As all archaeologists will attest, archaeology (studying human culture through material remains) often means we are digging through the garbage of the ancient past.
Fifty years ago, William Rathje and his students began asking questions: What could we learn about ourselves if we studied the garbage of the recent past?
And how can we truly understand ancient garbage if we don’t truly recognize how humans deal with waste in general?
Spurred on by his students’ questions and enthusiasm, Rathje in 1973 began the groundbreaking University of Arizona study known as The Garbage Project.
The first part of the study had students and volunteers collect census and survey data of households in Tucson.
The garbage from those areas was then rerouted to a lab to be weighed, sorted, recorded and analyzed.
What they discovered when they analyzed the results was that there were serious differences between what the respondents said they did with their trash as opposed to what they actually did with their garbage.
Participants’ survey responses stated they were very rational with their consuming and disposing of refuse; however, the analysis of the actual trash showed very different, very irrational behaviours.
Middle income homes typically wasted more than richer or poorer ones.
People reported that they ate significantly healthier than they actually did, drank less alcohol than they actually did (by 40 to 60 per cent) and recycled more than they actually did.
During periods of economic stress, households tended to buy more perishable goods to get the cheaper, bulk pricing.
However, much of this extra food spoiled before it was eaten and was ultimately thrown away.
For example, during a beef shortage in the spring of 1973, the project documented the highest rate of edible beef waste they had noted throughout the survey.
By analyzing the data, they found consumers had responded to the much-publicized shortage by purchasing more beef when it was available, but in typically cheaper and unfamiliar cuts.
Lack of experience with how to store and prepare these cuts were large factors in what caused the waste of beef and contributed to the continuing shortages.

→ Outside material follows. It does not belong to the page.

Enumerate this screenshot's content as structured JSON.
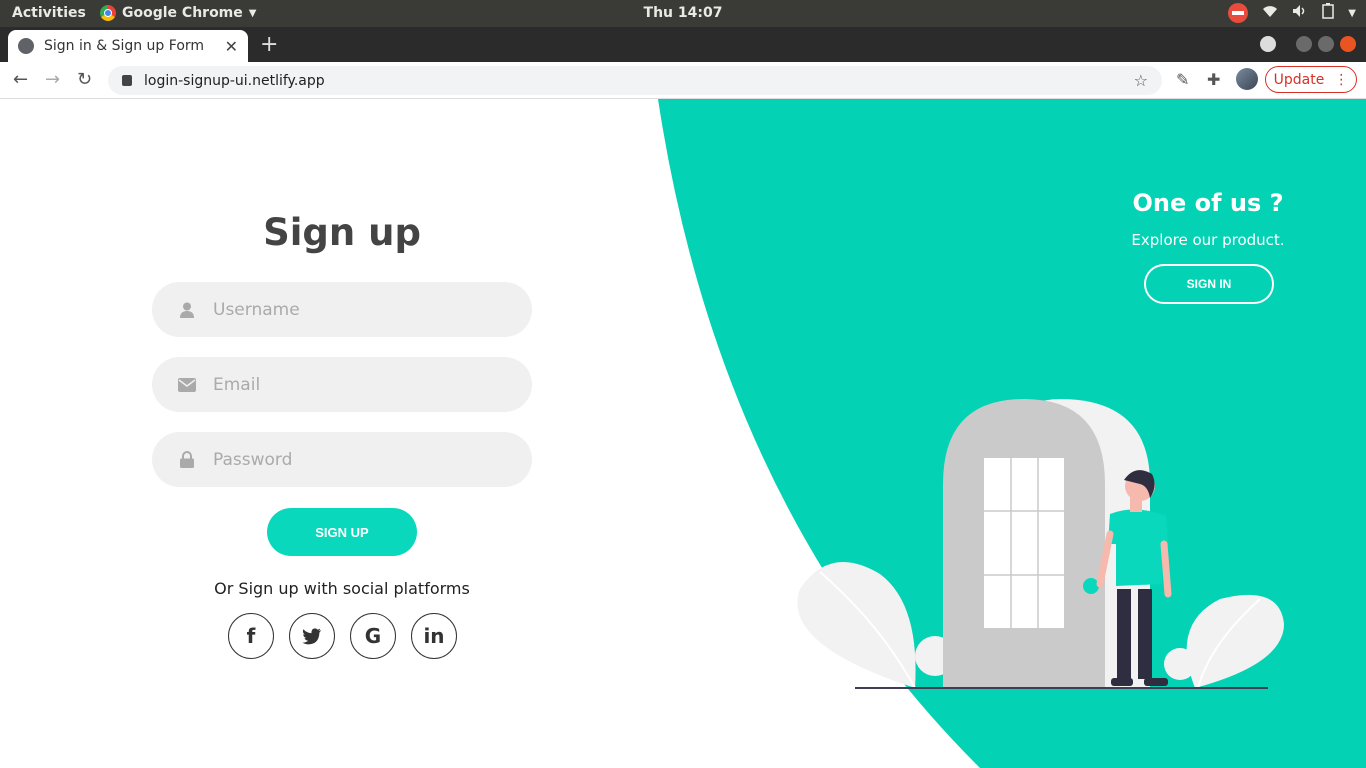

The Garbage Project expanded throughout different cities in North America and continued to ask new research questions.
A study of three Metro Toronto landfills in 1991 revealed curbside recycling had saved 20 per cent of those landfill spaces since the program began in 1982. Rathje also focused on what was happening with environmental factors in the landfills.
It was a common assumption that items in landfills would degrade fairly quickly.
It quickly became apparent this was not the case. Biodegradable items, such as 50-year-old newspapers, hot dogs and several types of vegetables were found and looked like they had been just thrown out the day before. More than 900 students and volunteers worked on The Garbage Project over the years.
Rathje created an entirely new subdiscipline of archaeology now known as “garbology.”
The discipline has prompted change in many fields, including hazardous waste disposal (from hospital waste to nuclear waste), recycling, nutrition, diet and food loss, biodegradation and methane generation.
Perhaps one of the most important principles garbology has proven is that the greater the technological achievement, the greater the amount of waste we generate.
However, it has also established that we are capable of breaking this link through consumer awareness and education, as well as reduction in packaging materials used by industrial suppliers.
Archaeology has proven that we can learn a lot about ourselves through what we discarded in the distant and not so distant past — and that by studying it, we can make positive changes to improve the future.
Buffy Johnson is a Kamloops-based archaeologist.